Ons uiteindelijke doel zou een marktplaats moeten zijn waarop externe bedrijven vrij zijn om filters te ontwerpen die kunnen worden aangesloten op services zoals Twitter, Facebook, Google en YouTube. Met andere woorden, we zouden twee afzonderlijke categorieën bedrijven hebben: bedrijven die inhoud hosten en bedrijven die filters maken om die inhoud te sorteren. Op zo’n markt zouden gebruikers de maximale keuzemogelijkheden hebben bij het bepalen van hun online ervaringen. Tegelijkertijd zou Big Tech zijn macht verliezen om onze gedachten en ons gedrag te manipuleren en legale inhoud – wat gewoon een extremere vorm van filteren is – van het web te weren.
Dit zou de norm moeten zijn die we eisen, en het zou sector breed moeten zijn. Het alternatief is een soort digitaal lijfeigenschap. We staan traditioneel lijfeigenschap niet meer toe – individuen en bedrijven hebben een eerlijk proces en kunnen niet worden uitgezet omdat hun huisbaas hun politiek niet leuk vindt. Waarom zouden we deze rechten niet ook hebben als ons bedrijf of ons levensonderhoud afhankelijk is van een Facebook-pagina of een Twitter- of YouTube-account?

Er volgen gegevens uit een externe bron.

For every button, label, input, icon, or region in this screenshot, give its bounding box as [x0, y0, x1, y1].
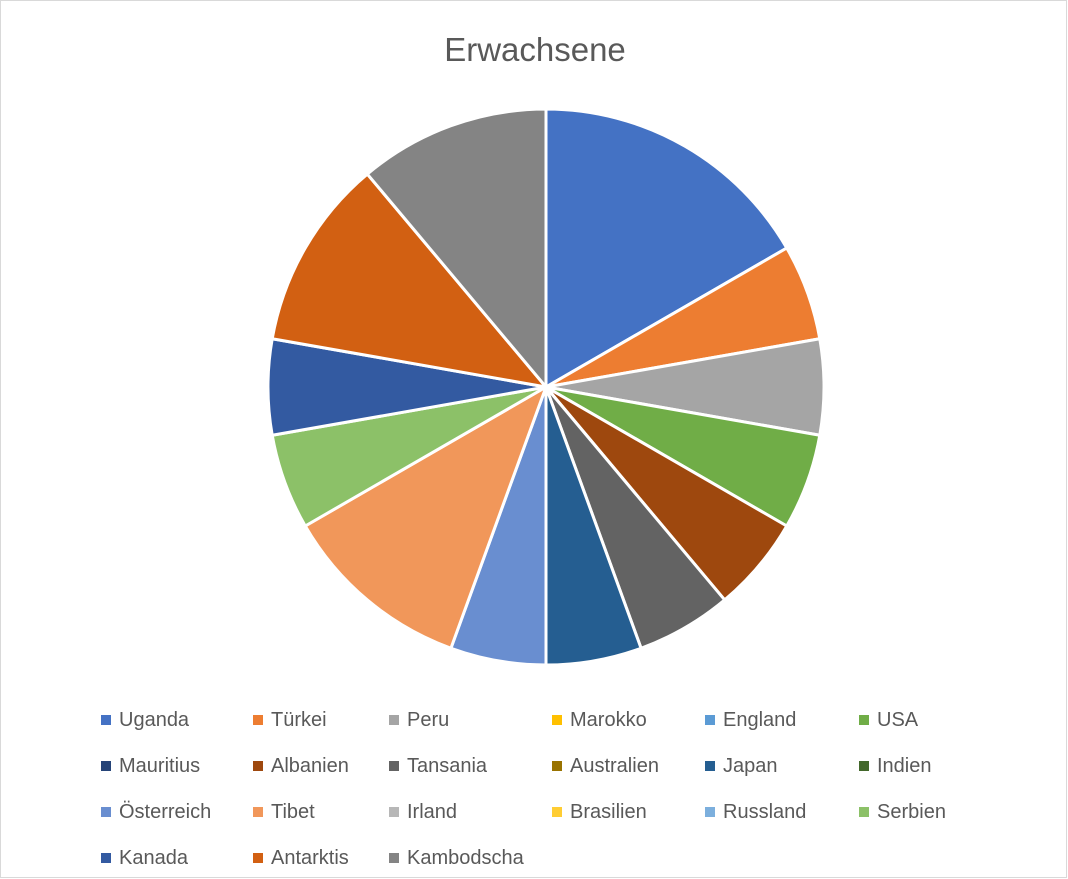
legend-label: Mauritius — [119, 754, 201, 777]
legend-swatch — [101, 853, 111, 863]
legend-swatch — [389, 715, 399, 725]
legend-item: Irland — [389, 797, 457, 827]
legend-item: Serbien — [859, 797, 946, 827]
legend-label: Irland — [407, 800, 458, 823]
legend-label: Uganda — [119, 708, 190, 731]
legend-label: Russland — [723, 800, 807, 823]
legend-label: Marokko — [570, 708, 647, 731]
legend-item: Kanada — [101, 843, 188, 873]
legend-label: Tibet — [271, 800, 315, 823]
legend-item: Mauritius — [101, 751, 200, 781]
pie-chart — [266, 107, 826, 667]
legend-item: Japan — [705, 751, 778, 781]
chart-title: Erwachsene — [444, 31, 626, 68]
legend-label: Japan — [723, 754, 778, 777]
pie-slice-tibet — [303, 385, 548, 650]
legend-swatch — [253, 853, 263, 863]
legend-swatch — [101, 807, 111, 817]
legend-item: Türkei — [253, 705, 327, 735]
legend-label: Kanada — [119, 846, 188, 869]
legend-label: USA — [877, 708, 919, 731]
legend-swatch — [253, 807, 263, 817]
legend-swatch — [859, 715, 869, 725]
legend-item: Tansania — [389, 751, 487, 781]
legend-item: England — [705, 705, 796, 735]
legend-swatch — [552, 761, 562, 771]
legend-label: Peru — [407, 708, 450, 731]
legend-swatch — [859, 761, 869, 771]
legend-swatch — [253, 761, 263, 771]
pie-slice-antarktis — [270, 172, 548, 389]
legend-item: Tibet — [253, 797, 315, 827]
legend-label: Australien — [570, 754, 659, 777]
legend-item: Kambodscha — [389, 843, 524, 873]
legend-swatch — [552, 807, 562, 817]
legend-swatch — [705, 715, 715, 725]
pie-slice-uganda — [544, 107, 789, 389]
legend-item: Österreich — [101, 797, 211, 827]
legend-swatch — [389, 761, 399, 771]
legend-swatch — [705, 761, 715, 771]
legend-item: Antarktis — [253, 843, 349, 873]
legend-item: Marokko — [552, 705, 647, 735]
legend-item: Indien — [859, 751, 932, 781]
legend-label: Brasilien — [570, 800, 647, 823]
legend-swatch — [705, 807, 715, 817]
legend-label: Türkei — [271, 708, 327, 731]
legend-item: Russland — [705, 797, 806, 827]
legend-label: Österreich — [119, 800, 212, 823]
legend-item: Brasilien — [552, 797, 647, 827]
legend-label: Antarktis — [271, 846, 349, 869]
legend-swatch — [389, 807, 399, 817]
legend-label: Albanien — [271, 754, 349, 777]
legend-label: Indien — [877, 754, 932, 777]
legend-swatch — [101, 715, 111, 725]
legend-swatch — [552, 715, 562, 725]
legend-swatch — [859, 807, 869, 817]
legend-item: Peru — [389, 705, 449, 735]
legend-swatch — [253, 715, 263, 725]
legend-label: England — [723, 708, 797, 731]
legend-label: Tansania — [407, 754, 488, 777]
legend-item: Australien — [552, 751, 659, 781]
legend-item: USA — [859, 705, 918, 735]
legend-item: Uganda — [101, 705, 189, 735]
legend-swatch — [389, 853, 399, 863]
legend-label: Kambodscha — [407, 846, 524, 869]
pie-slice-kambodscha — [365, 107, 548, 389]
legend-swatch — [101, 761, 111, 771]
legend-item: Albanien — [253, 751, 349, 781]
legend-label: Serbien — [877, 800, 946, 823]
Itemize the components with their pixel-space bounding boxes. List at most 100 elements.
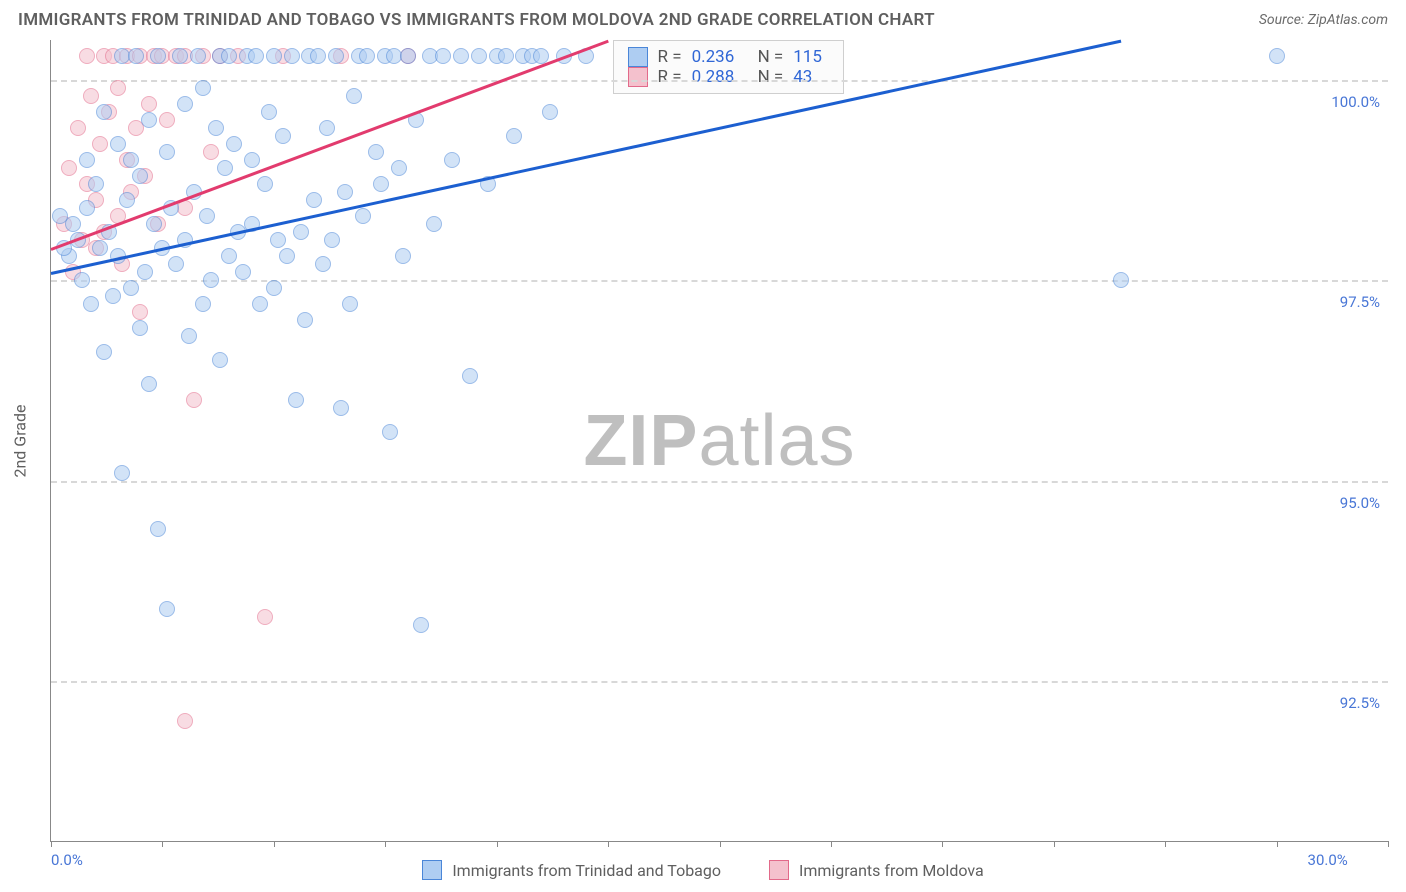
legend-item: Immigrants from Moldova xyxy=(769,860,984,880)
x-tick xyxy=(162,841,163,847)
stat-n-value: 115 xyxy=(793,47,829,67)
data-point xyxy=(333,400,349,416)
data-point xyxy=(498,48,514,64)
data-point xyxy=(65,216,81,232)
data-point xyxy=(444,152,460,168)
gridline xyxy=(51,80,1388,82)
chart-area: 2nd Grade ZIPatlas R =0.236N =115R =0.28… xyxy=(50,40,1388,842)
data-point xyxy=(257,609,273,625)
trend-line xyxy=(50,40,608,251)
legend-swatch xyxy=(628,67,648,87)
scatter-plot: ZIPatlas R = 0.236 N = 115R =0.288N =43 100… xyxy=(50,40,1388,842)
data-point xyxy=(275,128,291,144)
stat-r-label: R = xyxy=(658,67,682,87)
data-point xyxy=(92,136,108,152)
data-point xyxy=(150,48,166,64)
data-point xyxy=(315,256,331,272)
x-tick xyxy=(608,841,609,847)
data-point xyxy=(1269,48,1285,64)
data-point xyxy=(342,296,358,312)
data-point xyxy=(368,144,384,160)
data-point xyxy=(79,152,95,168)
series-legend: Immigrants from Trinidad and Tobago Immig… xyxy=(0,860,1406,880)
data-point xyxy=(400,48,416,64)
data-point xyxy=(123,152,139,168)
data-point xyxy=(426,216,442,232)
legend-label: Immigrants from Moldova xyxy=(799,861,984,880)
data-point xyxy=(137,264,153,280)
legend-row: R =0.288N =43 xyxy=(628,67,830,87)
data-point xyxy=(346,88,362,104)
data-point xyxy=(395,248,411,264)
data-point xyxy=(141,96,157,112)
data-point xyxy=(123,280,139,296)
data-point xyxy=(306,192,322,208)
data-point xyxy=(462,368,478,384)
x-tick xyxy=(385,841,386,847)
data-point xyxy=(195,80,211,96)
data-point xyxy=(88,176,104,192)
data-point xyxy=(208,120,224,136)
data-point xyxy=(79,200,95,216)
data-point xyxy=(132,168,148,184)
data-point xyxy=(382,424,398,440)
x-tick xyxy=(942,841,943,847)
data-point xyxy=(110,136,126,152)
data-point xyxy=(79,48,95,64)
data-point xyxy=(270,232,286,248)
data-point xyxy=(221,48,237,64)
stat-r-value: 0.236 xyxy=(692,47,748,67)
data-point xyxy=(413,617,429,633)
data-point xyxy=(279,248,295,264)
chart-header: IMMIGRANTS FROM TRINIDAD AND TOBAGO VS I… xyxy=(0,0,1406,36)
data-point xyxy=(266,48,282,64)
data-point xyxy=(168,256,184,272)
data-point xyxy=(150,521,166,537)
y-axis-label: 2nd Grade xyxy=(11,404,30,477)
data-point xyxy=(212,352,228,368)
stat-r-label: R = xyxy=(658,47,682,67)
data-point xyxy=(92,240,108,256)
data-point xyxy=(83,296,99,312)
legend-item: Immigrants from Trinidad and Tobago xyxy=(422,860,721,880)
chart-source: Source: ZipAtlas.com xyxy=(1259,12,1388,28)
y-tick-label: 97.5% xyxy=(1340,293,1380,311)
stat-n-label: N = xyxy=(758,47,784,67)
data-point xyxy=(226,136,242,152)
data-point xyxy=(435,48,451,64)
data-point xyxy=(310,48,326,64)
data-point xyxy=(186,392,202,408)
y-tick-label: 92.5% xyxy=(1340,694,1380,712)
legend-label: Immigrants from Trinidad and Tobago xyxy=(452,861,721,880)
data-point xyxy=(203,144,219,160)
data-point xyxy=(141,376,157,392)
data-point xyxy=(96,344,112,360)
data-point xyxy=(542,104,558,120)
watermark: ZIPatlas xyxy=(583,400,855,482)
data-point xyxy=(293,224,309,240)
data-point xyxy=(105,288,121,304)
y-tick-label: 100.0% xyxy=(1331,93,1380,111)
data-point xyxy=(266,280,282,296)
stat-n-label: N = xyxy=(758,67,784,87)
data-point xyxy=(159,601,175,617)
data-point xyxy=(132,320,148,336)
data-point xyxy=(119,192,135,208)
x-tick xyxy=(1054,841,1055,847)
x-tick xyxy=(274,841,275,847)
data-point xyxy=(146,216,162,232)
data-point xyxy=(284,48,300,64)
data-point xyxy=(248,48,264,64)
data-point xyxy=(391,160,407,176)
data-point xyxy=(61,160,77,176)
data-point xyxy=(453,48,469,64)
x-tick xyxy=(831,841,832,847)
x-tick xyxy=(51,841,52,847)
data-point xyxy=(96,104,112,120)
correlation-legend: R = 0.236 N = 115R =0.288N =43 xyxy=(613,40,845,94)
data-point xyxy=(257,176,273,192)
data-point xyxy=(252,296,268,312)
data-point xyxy=(190,48,206,64)
data-point xyxy=(141,112,157,128)
legend-swatch xyxy=(422,860,442,880)
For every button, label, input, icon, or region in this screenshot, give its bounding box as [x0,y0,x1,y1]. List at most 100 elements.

Dit is een kwestie die verder gaat dan partijdigheid. Wat de techreuzen doen is zo transparant onrechtvaardig dat iedereen er om zou moeten gaan geven – omdat we onder de huidige regeling allemaal aan hen overgeleverd zijn. Het World Wide Web was bedoeld om ons te bevrijden. Het doet nu het tegenovergestelde. Big Tech heeft steeds meer de touwtjes in handen. De meest prangende vraag van vandaag is: hoe gaan we de controle terugnemen?